An Inherited IRA or a Beneficiary IRA as it is sometimes known can be opened when an account holder dies. The account is transferred to a named beneficiary from an exiting Tradition, Roth or Simple IRA account. This means that the original contributions stay tax-free and can only be released one the IRS requests it.
The account holder must name the beneficiary which can be a spouse or another person, such as other family members. If there is no beneficiary named a Beneficiary IRA cannot be opened. If the beneficiary is the account holder’s spouse, then the Beneficiary IRA can be opened in that person’s name and they can treat the account as if it were their own.
Non-spouse beneficiaries cannot treat the account as their own and cannot rollover assets into their own accounts. Similarly non-spouse beneficiaries cannot keep the original account open. The new account can be a Traditional, Roth or Simple IRA as well. They can defer distributions until it is requested that they take a Required Minimum Distribution (known as RMD). Additional contributions cannot be made to a Beneficiary IRA.
The beneficiary of an Inherited IRA is subject to certain rules regarding the new account. These are based on the type of Beneficiary IRA the person has, as well as the age of the account holder when the passed on and the kind of IRA that was inherited by the beneficiary.
New rules were introduced to help make the process of having a Beneficiary IRA easier. It used to be the case (before 2001) that the funds in the Inherited IRA had to be used up within a 5 year period. The new rules now allow funds to be distributed over a longer period of time, sometimes even decades. This is to the advantage of the beneficiary as the IRA can continue to be tax deferred.

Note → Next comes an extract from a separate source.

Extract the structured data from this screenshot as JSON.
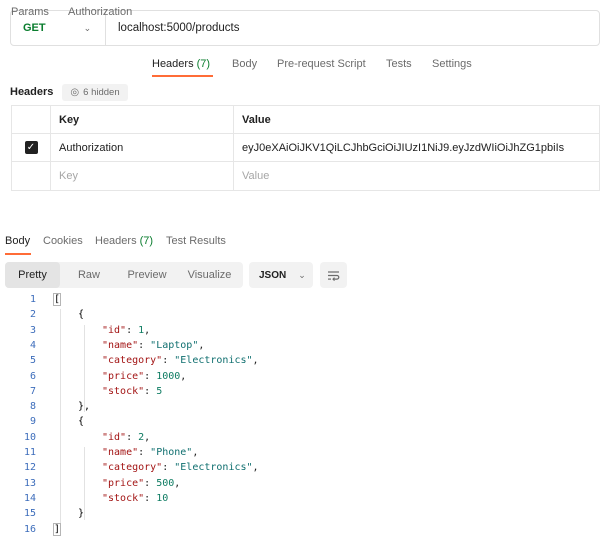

The new rules also meant that the original account holder could pay smaller RMD’s potentially leaving a larger amount in the account for the beneficiaries to inherit. It also meant that a spouse could either use the new account for themselves or add their own beneficiaries. This would result in the beneficiaries receiving that account one the spouse had died too.
It is vital that everyone has the best retirement plan that is suited to them. Without the best retirement plan for your needs you may receive less than you expect and have little money to live on after you retire.
Beneficiary IRA or Inherited IRA accounts may seem daunting but a wealth of information to help you is available on the World Wide Web. If you prefer, you may talk to a financial expert to help you determine if a Beneficiary IRA is right for you.